Hector Cruz estava em pânico. Suas bochechas rosadas estavam ainda mais rosadas, e pingos de suor escorriam sobre seu grosso bigode. Era um homem de face arredondada, gordo e baixo. Trajava um smoking verde por cima de uma camiseta branca, que combinava com sua calça social, e um chapéu preto. Sua figura seria cômica se não fosse pela arma apontada em sua cabeça.
- O que quer? – perguntou Ronald, seco.
- Wi... Wi... Winchester... – a porta se bateu assim que Hector completou a palavra.
- Não sei do que está falando! – gritou Gumps, com a porta fechada atrás de si.
A verdade é que ele sabia muito bem do que se tratava.
- Sir! O mundo precisa do senhor!
- Vá embora, não sei do que você está falando!
- Senhor! Eu vim a mando da rainha!
- Ótimo! Mande um beijo a ela, e diga que pode passar aqui qualquer hora para tomar um chá!
- Senhor! O Barão de Ahlq fugiu da prisão!
A porta se abriu instantaneamente.
- Vocês são uma cambada de incompetentes – disse Ronald, com rispidez – Anda. Entre. Sente-se aqui – ele andou até a mesa e puxou agressivamente a toalha, deixando cair e quebrar vários pratos e talheres, e produzindo um tilintar desagradável. Hector não sabia se o homem estava realmente perturbado ou se estava simplesmente tentando colocar medo e impor respeito. De qualquer maneira, sentou-se.
- Primeiro, quem é você e como me achou aqui? – perguntou Gumps, mantendo-se em pé em frente ao amedrontado homem à sua frente, com o dedo ciscando no gatilho da Winchester. Quem entrasse naquele recinto acharia que estava para acontecer uma tortura. Na verdade, a situação não era muito diferente disso.
- Erm.. Bem... – Hector estava buscando coragem dentro de si. Ainda suava frio, e não sabia como começar aquela conversa – Sir Ronald Gumps, o lendário Winchester...
- Desembucha logo – atirou para o alto, fazendo cair uma parte do telhado da casa, e, sem dúvida, assustando o homem de smoking.
- BemmeunomeéHectorCruzvimaquiamandodarainha...
- Ei – interrompeu Ronald – Que nem gente.
- Bem... – batendo o pé no chão sem parar, sem esconder o nervosismo, ele continuou - Meu nome é Hector Cruz, sou uma espécie de mensageiro da rainha, e fui mandado aqui você já deve saber porque. Não é muito difícil se localizar uma pessoa com os satélites que temos à disposição, então não tivemos dificuldades nessa parte.
- Então mandaram um único homem gordo para me convencer a cooperar com sei lá o quê?
- “Sei lá o que” não, Sir. Eu já falei. O Barão de Alhq fugiu.

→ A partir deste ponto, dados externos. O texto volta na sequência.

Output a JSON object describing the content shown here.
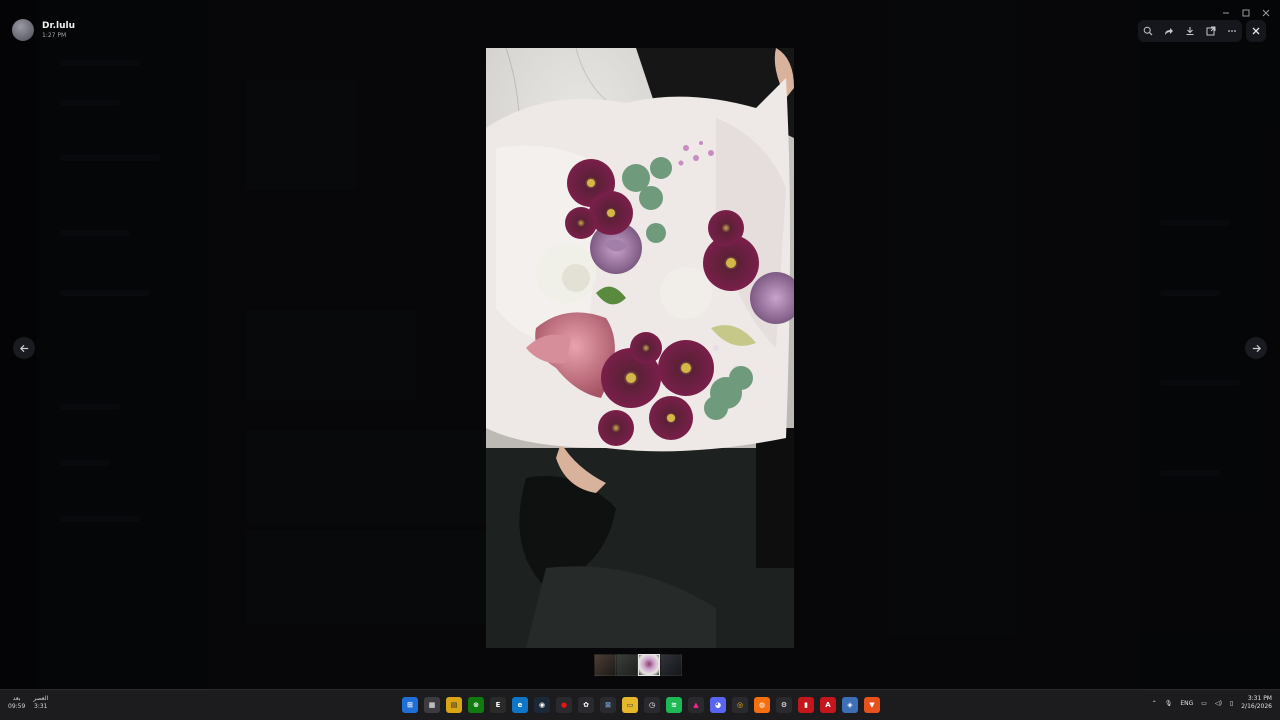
{
  "viewer": {
    "uploader_name": "Dr.lulu",
    "uploader_time": "1:27 PM"
  },
  "toolbar": {
    "icons": [
      "zoom-icon",
      "forward-icon",
      "download-icon",
      "open-external-icon",
      "more-icon"
    ],
    "close_icon": "close-icon"
  },
  "navigation": {
    "prev_icon": "arrow-left-icon",
    "next_icon": "arrow-right-icon"
  },
  "thumbnails": {
    "count": 4,
    "active_index": 2
  },
  "taskbar": {
    "left_top": "بعد",
    "left_bottom": "09:59",
    "left2_top": "العصر",
    "left2_bottom": "3:31",
    "apps": [
      "windows-start",
      "widgets",
      "notes",
      "xbox",
      "epic",
      "edge",
      "steam",
      "media",
      "chatgpt",
      "spreadsheet",
      "file-explorer",
      "clock",
      "spotify",
      "vlc",
      "discord",
      "chrome",
      "messenger",
      "settings",
      "cursor",
      "adobe",
      "vpn",
      "brave"
    ],
    "tray_lang": "ENG",
    "clock_time": "3:31 PM",
    "clock_date": "2/16/2026"
  },
  "colors": {
    "overlay": "#000000",
    "toolbar_bg": "#16171c",
    "taskbar_bg": "#1c1c1f"
  }
}
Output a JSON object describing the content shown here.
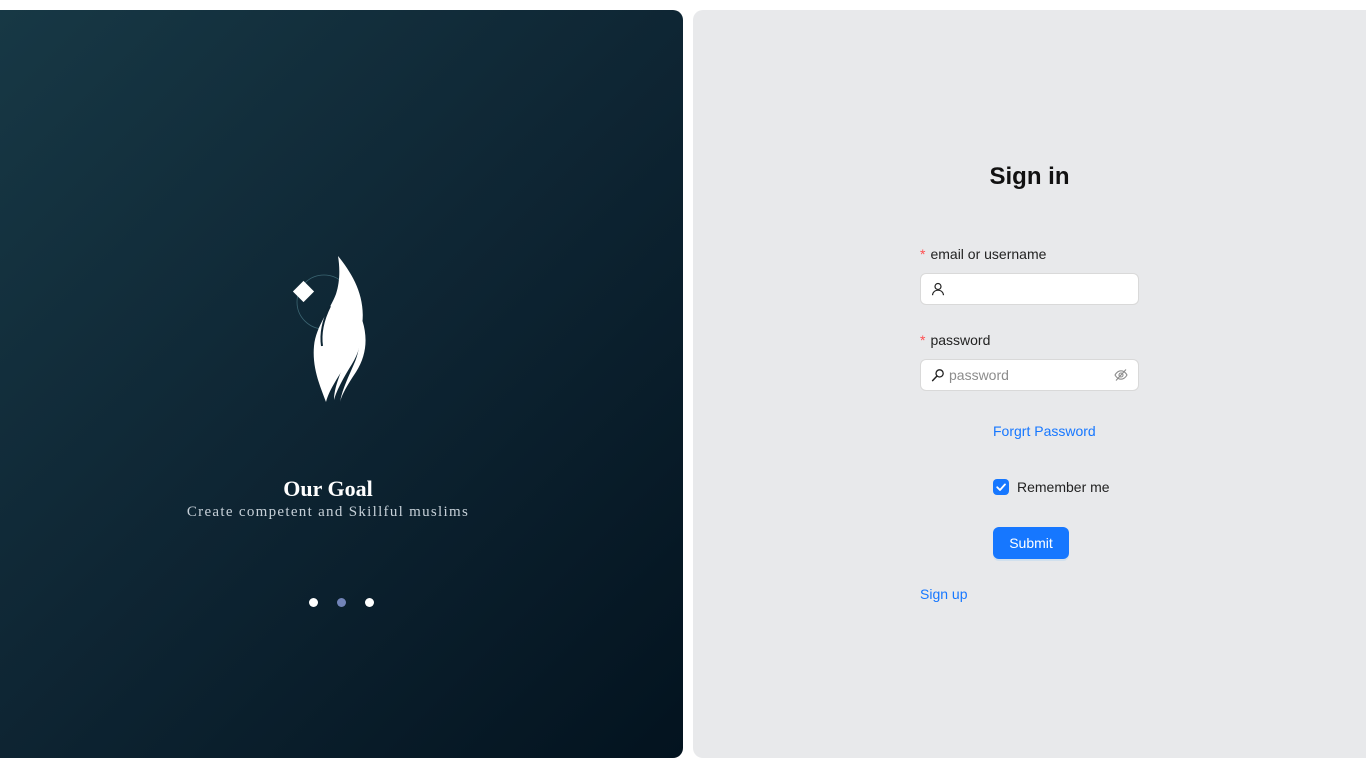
{
  "showcase": {
    "title": "Our Goal",
    "subtitle": "Create competent and Skillful muslims",
    "carousel_dots": 3,
    "active_dot": 2
  },
  "signin": {
    "title": "Sign in",
    "username_label": "email or username",
    "username_value": "",
    "username_placeholder": "",
    "password_label": "password",
    "password_placeholder": "password",
    "required_marker": "*",
    "forgot_link": "Forgrt Password",
    "remember_label": "Remember me",
    "remember_checked": true,
    "submit_label": "Submit",
    "signup_link": "Sign up"
  },
  "icons": {
    "username": "user-icon",
    "password": "key-icon",
    "toggle_visibility": "eye-off-icon"
  },
  "colors": {
    "primary": "#1677ff",
    "required": "#ff4d4f",
    "form_background": "#e8e9eb",
    "showcase_gradient_start": "#173845",
    "showcase_gradient_end": "#03131f"
  }
}
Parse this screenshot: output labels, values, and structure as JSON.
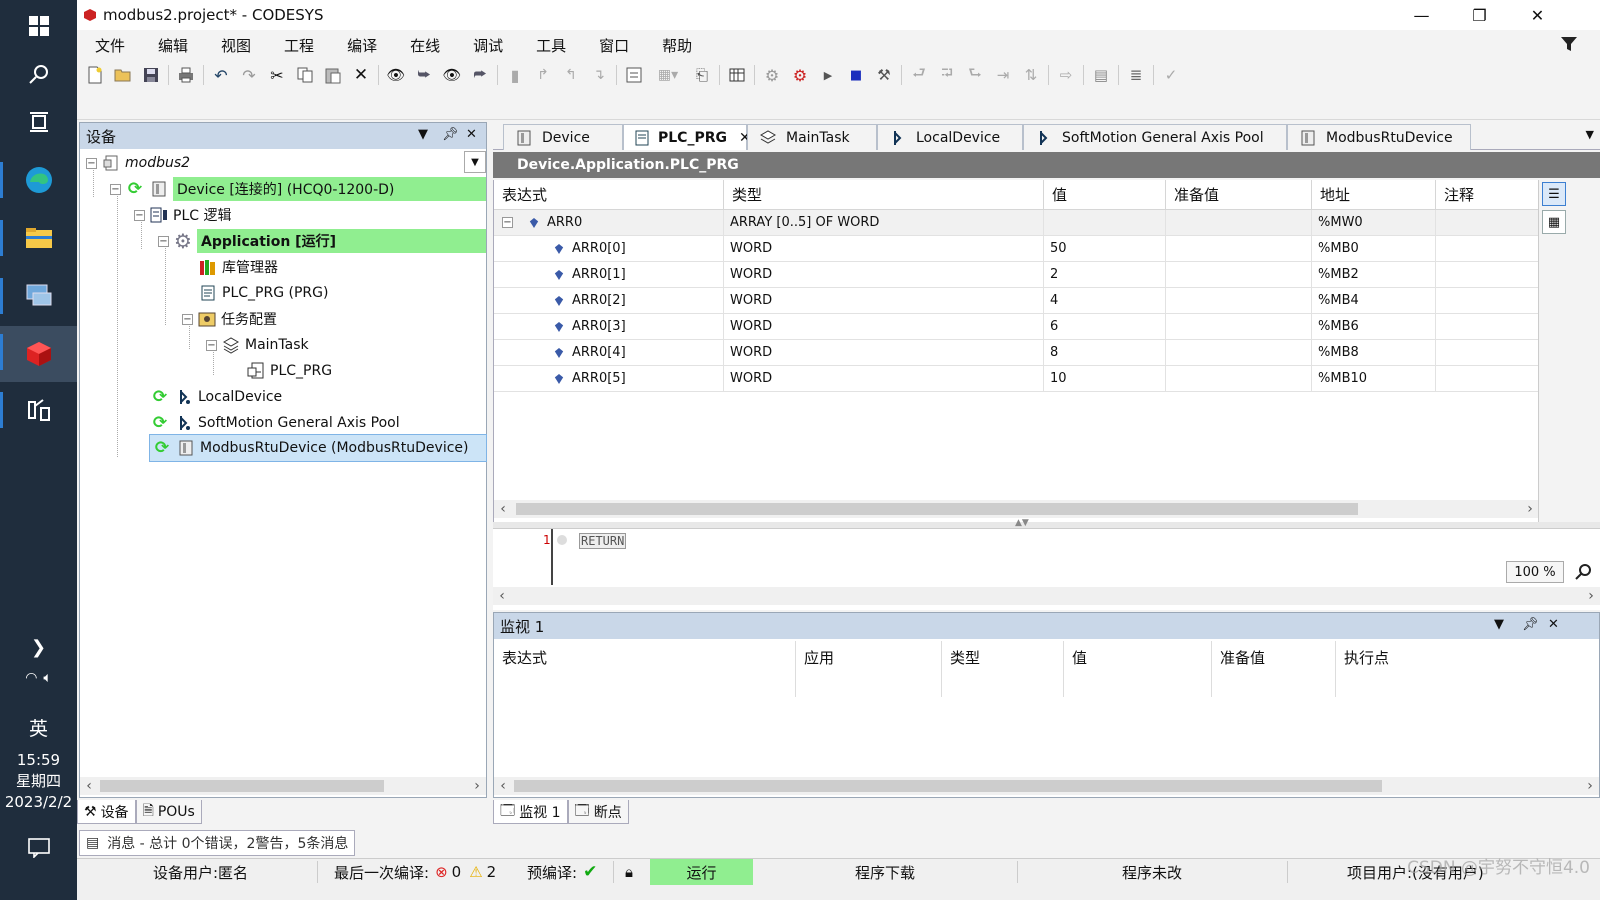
{
  "window": {
    "title": "modbus2.project* - CODESYS",
    "minimize": "—",
    "restore": "❐",
    "close": "✕"
  },
  "menu": [
    "文件",
    "编辑",
    "视图",
    "工程",
    "编译",
    "在线",
    "调试",
    "工具",
    "窗口",
    "帮助"
  ],
  "taskbar": {
    "time": "15:59",
    "weekday": "星期四",
    "date": "2023/2/2",
    "ime": "英"
  },
  "devices_panel": {
    "title": "设备",
    "tree": [
      {
        "label": "modbus2",
        "icon": "project-icon",
        "level": 0
      },
      {
        "label": "Device [连接的] (HCQ0-1200-D)",
        "icon": "device-icon",
        "level": 1,
        "highlight": "green"
      },
      {
        "label": "PLC 逻辑",
        "icon": "plc-logic-icon",
        "level": 2
      },
      {
        "label": "Application [运行]",
        "icon": "application-gear-icon",
        "level": 3,
        "highlight": "green"
      },
      {
        "label": "库管理器",
        "icon": "library-manager-icon",
        "level": 4
      },
      {
        "label": "PLC_PRG (PRG)",
        "icon": "pou-icon",
        "level": 4
      },
      {
        "label": "任务配置",
        "icon": "task-config-icon",
        "level": 4
      },
      {
        "label": "MainTask",
        "icon": "task-icon",
        "level": 5
      },
      {
        "label": "PLC_PRG",
        "icon": "program-call-icon",
        "level": 6
      },
      {
        "label": "LocalDevice",
        "icon": "axis-icon",
        "level": 2
      },
      {
        "label": "SoftMotion General Axis Pool",
        "icon": "axis-icon",
        "level": 2
      },
      {
        "label": "ModbusRtuDevice (ModbusRtuDevice)",
        "icon": "device-icon",
        "level": 2,
        "highlight": "blue"
      }
    ],
    "bottom_tabs": [
      "设备",
      "POUs"
    ],
    "messages": "消息 - 总计 0个错误，2警告，5条消息"
  },
  "editor": {
    "tabs": [
      "Device",
      "PLC_PRG",
      "MainTask",
      "LocalDevice",
      "SoftMotion General Axis Pool",
      "ModbusRtuDevice"
    ],
    "active_tab": "PLC_PRG",
    "path": "Device.Application.PLC_PRG",
    "columns": [
      "表达式",
      "类型",
      "值",
      "准备值",
      "地址",
      "注释"
    ],
    "rows": [
      {
        "expr": "ARR0",
        "type": "ARRAY [0..5] OF WORD",
        "value": "",
        "prepared": "",
        "address": "%MW0",
        "comment": "",
        "parent": true
      },
      {
        "expr": "ARR0[0]",
        "type": "WORD",
        "value": "50",
        "prepared": "",
        "address": "%MB0",
        "comment": ""
      },
      {
        "expr": "ARR0[1]",
        "type": "WORD",
        "value": "2",
        "prepared": "",
        "address": "%MB2",
        "comment": ""
      },
      {
        "expr": "ARR0[2]",
        "type": "WORD",
        "value": "4",
        "prepared": "",
        "address": "%MB4",
        "comment": ""
      },
      {
        "expr": "ARR0[3]",
        "type": "WORD",
        "value": "6",
        "prepared": "",
        "address": "%MB6",
        "comment": ""
      },
      {
        "expr": "ARR0[4]",
        "type": "WORD",
        "value": "8",
        "prepared": "",
        "address": "%MB8",
        "comment": ""
      },
      {
        "expr": "ARR0[5]",
        "type": "WORD",
        "value": "10",
        "prepared": "",
        "address": "%MB10",
        "comment": ""
      }
    ],
    "code_line_number": "1",
    "code_text": "RETURN",
    "zoom": "100 %"
  },
  "watch_panel": {
    "title": "监视 1",
    "columns": [
      "表达式",
      "应用",
      "类型",
      "值",
      "准备值",
      "执行点"
    ],
    "bottom_tabs": [
      "监视 1",
      "断点"
    ]
  },
  "statusbar": {
    "device_user": "设备用户:匿名",
    "last_build_label": "最后一次编译:",
    "errors": "0",
    "warnings": "2",
    "precompile": "预编译:",
    "run_state": "运行",
    "download": "程序下载",
    "unchanged": "程序未改",
    "project_user": "项目用户:(没有用户)",
    "watermark": "CSDN @宇努不守恒4.0"
  },
  "colors": {
    "highlight_green": "#90ee90",
    "highlight_blue": "#cce4f7",
    "panel_header": "#c9d7e8",
    "path_bar": "#777777"
  }
}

Ronald Gumps pigarreou. Ele já sabia exatamente o que estava por vir, e como essa discussão iria terminar.
- E daí? – perguntou, indiferente, relaxando a postura – Isso já não é problema meu. Não sei se você percebeu, mas eu não quero saber de mais nada disso. Nada.
- Não creio, Sir. Com todo o respeito, acho que ainda existe algo que te faça voltar às raízes.
- Ah, é? – perguntou, com um sorriso escancarando seu deboche.
Hector Cruz não disse nada, apenas estendeu um jornal aparentemente recente a Gumps. Na primeira página, uma mulher com o rosto marcado pelas lágrimas.
Ronald puxou o jornal para si e ficou olhando-o por alguns segundo, sem emoção. Em seguida, disparou:
- Você acabou com a minha paz.
- Então, Sir, você vai nos ajudar? – Hector parecia não ter entendido o tom do que foi dito anteriormente.
Então o pescador pegou a arma e puxou o gatilho, pela segunda vez no dia. O gorducho caiu estatelado no chão, e foi lançado ao mar como comida de piranha. E o pescador voltou a comer seus deliciosos peixes, como se nada tivesse acontecido, com o brilho de sua Winchester reluzindo a luz das velas e o barulho rítmico da chuva batendo em seu telhado.